The Center for Black Studies Research at the University of California at Santa Barbara has lost a valiant soldier in the struggle for social justice. Associate Professor Clyde Woods, acting director of the Center, passed away at Cottage Hospital in Santa Barbara at the age of 54. He leaves behind his son, Malik, and countless friends, students, and colleagues.

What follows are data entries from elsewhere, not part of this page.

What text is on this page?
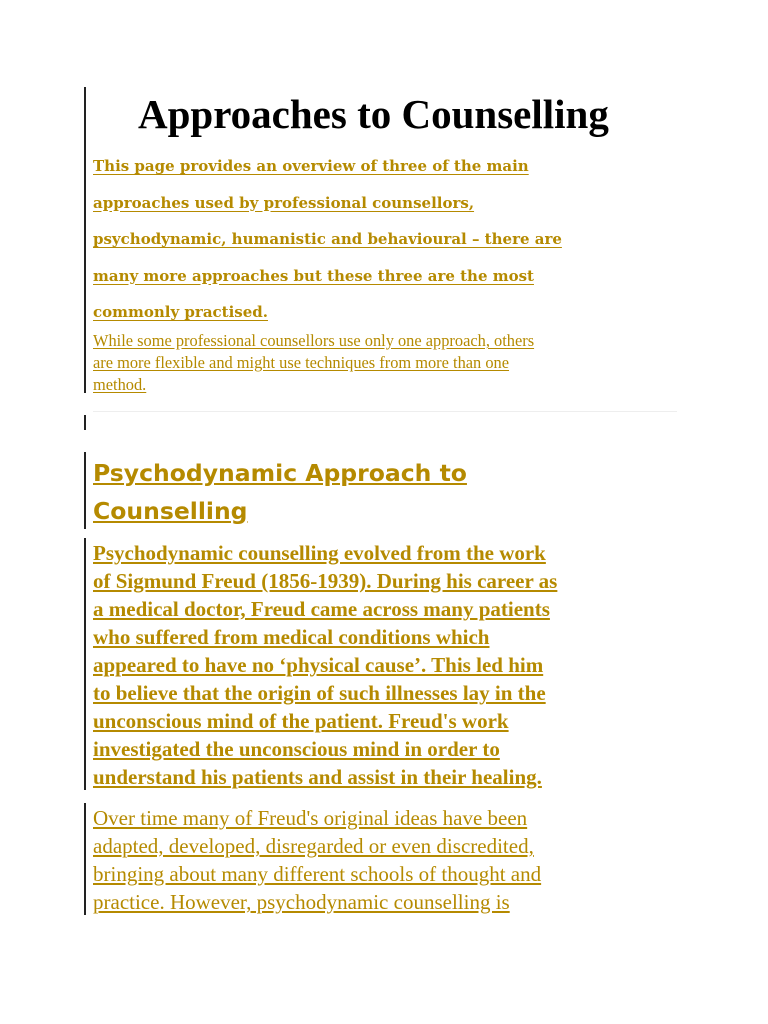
Approaches to Counselling
This page provides an overview of three of the main
approaches used by professional counsellors,
psychodynamic, humanistic and behavioural – there are
many more approaches but these three are the most
commonly practised.
While some professional counsellors use only one approach, others
are more flexible and might use techniques from more than one
method.
Psychodynamic Approach to
Counselling
Psychodynamic counselling evolved from the work
of Sigmund Freud (1856-1939). During his career as
a medical doctor, Freud came across many patients
who suffered from medical conditions which
appeared to have no ‘physical cause’. This led him
to believe that the origin of such illnesses lay in the
unconscious mind of the patient. Freud's work
investigated the unconscious mind in order to
understand his patients and assist in their healing.
Over time many of Freud's original ideas have been
adapted, developed, disregarded or even discredited,
bringing about many different schools of thought and
practice. However, psychodynamic counselling is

Dr. Woods began his appointment at UCSB in fall 2005, having previously taught at Pennsylvania State University and the University of Maryland. He was promoted to Associate Professor in 2009, the same year he became Acting Director of the Center for Black Studies Research. With a Ph.D. in Urban and Regional Planning from UCLA, Dr. Woods innovated a unique research programme that engaged social and public policy issues by examining the cultural practices of those oppressed by such policies.  His book, Development Arrested, is a model of interdisciplinary research that reframed the history of the Mississippi Delta by unearthing and interpreting the blues epistemology of its residents. At the time of his passing, Dr. Woods had just published In the Wake of Hurricane Katrina: New Paradigms and Social Visions (2010), a Johns Hopkins University Press book version of his special edited American Quarterly issue on Katrina, and was working on three additional books—Development Drowned and Reborn on Post-Katrina New Orleans (under review at University of California Press), a book on Black California that emerged from funded research at the Center for Black Studies Research, and a revised, updated version of Development Arrested. An original thinker and prolific scholar, Professor Woods believed the purpose of public social science was to explore and suture the links between knowledge embedded in communities of color and the knowledge disseminated by universities.